Does the Project Have Signs of a Pyramid?

Here, everything is easy. If a service promises you earnings from the recruitment of other people, it is a pyramid. You shall distinguish this scheme from a well-developed affiliate program when you might get a %, a discount, or a specific amount of money for those who join the project based on your recommendation. It doesn’t have anything to do with investment, and you have a choice whether you join it or not.

When to Buy?

Know when to buy. While this tip might seem difficult to follow because cryptocurrency is pretty unpredictable, there are some common trading rules, and you`d better follow them if you don’t want to lose your investment:

  • Don’t buy coins at the peak of a bubble. After a sudden rise, the period of correction will follow. Most likely, your coins will drop in price.

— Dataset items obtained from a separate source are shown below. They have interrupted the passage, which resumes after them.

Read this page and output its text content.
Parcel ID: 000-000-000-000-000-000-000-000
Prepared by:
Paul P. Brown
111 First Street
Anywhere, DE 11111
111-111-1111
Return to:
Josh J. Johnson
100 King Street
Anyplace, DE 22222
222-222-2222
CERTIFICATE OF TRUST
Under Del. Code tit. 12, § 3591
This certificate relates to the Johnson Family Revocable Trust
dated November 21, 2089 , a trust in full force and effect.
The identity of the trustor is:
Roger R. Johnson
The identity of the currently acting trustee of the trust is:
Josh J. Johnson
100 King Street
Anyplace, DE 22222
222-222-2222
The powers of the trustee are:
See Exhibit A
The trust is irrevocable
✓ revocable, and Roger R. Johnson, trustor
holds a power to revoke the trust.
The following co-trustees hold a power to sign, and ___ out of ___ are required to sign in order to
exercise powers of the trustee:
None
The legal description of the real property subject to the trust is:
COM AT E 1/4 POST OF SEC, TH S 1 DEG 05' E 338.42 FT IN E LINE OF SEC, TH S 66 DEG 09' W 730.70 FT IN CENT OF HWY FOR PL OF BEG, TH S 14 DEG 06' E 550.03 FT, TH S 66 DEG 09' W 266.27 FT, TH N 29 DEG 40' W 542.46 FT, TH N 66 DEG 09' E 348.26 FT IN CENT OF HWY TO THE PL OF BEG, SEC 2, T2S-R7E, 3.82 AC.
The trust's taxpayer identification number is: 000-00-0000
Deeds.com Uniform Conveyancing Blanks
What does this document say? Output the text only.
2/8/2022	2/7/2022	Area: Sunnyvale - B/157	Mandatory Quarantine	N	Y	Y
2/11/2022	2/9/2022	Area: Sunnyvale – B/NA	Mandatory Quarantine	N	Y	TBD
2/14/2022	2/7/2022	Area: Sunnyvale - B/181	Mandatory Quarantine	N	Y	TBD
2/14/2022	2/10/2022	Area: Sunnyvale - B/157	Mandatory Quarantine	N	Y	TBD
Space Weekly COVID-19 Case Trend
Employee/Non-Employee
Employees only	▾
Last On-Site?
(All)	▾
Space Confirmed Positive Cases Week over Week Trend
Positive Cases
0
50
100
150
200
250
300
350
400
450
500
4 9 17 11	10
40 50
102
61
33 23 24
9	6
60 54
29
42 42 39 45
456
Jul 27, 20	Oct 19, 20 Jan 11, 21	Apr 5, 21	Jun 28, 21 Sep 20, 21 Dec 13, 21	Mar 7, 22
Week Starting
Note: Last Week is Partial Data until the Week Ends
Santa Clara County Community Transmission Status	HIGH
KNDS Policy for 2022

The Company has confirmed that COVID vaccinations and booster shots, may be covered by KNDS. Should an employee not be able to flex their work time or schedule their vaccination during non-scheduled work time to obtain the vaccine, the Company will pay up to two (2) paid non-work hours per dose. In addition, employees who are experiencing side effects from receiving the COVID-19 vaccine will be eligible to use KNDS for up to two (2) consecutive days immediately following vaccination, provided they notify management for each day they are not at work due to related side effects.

  • “Never catch a falling knife” – every trader knows this principle. Never buy a coin whose price is falling.

  • Buy when the price is stable at a low level.

And finally, never hurry. Take your time to observe and to learn about a coin as much as you can. Observe the trend, check the price fluctuation range, find out which events have influenced the changes in price. Finally, invest only if you can explain how it all works to somebody who doesn’t understand anything in crypto.

Disclaimer

Please keep in mind that the above information is based exclusively on our observations and is provided for informational purposes only. It doesn`t constitute any kind of financial advice nor represents an official forecast. Cryptocurrency is a highly volatile asset, and you are investing in it at your own risk.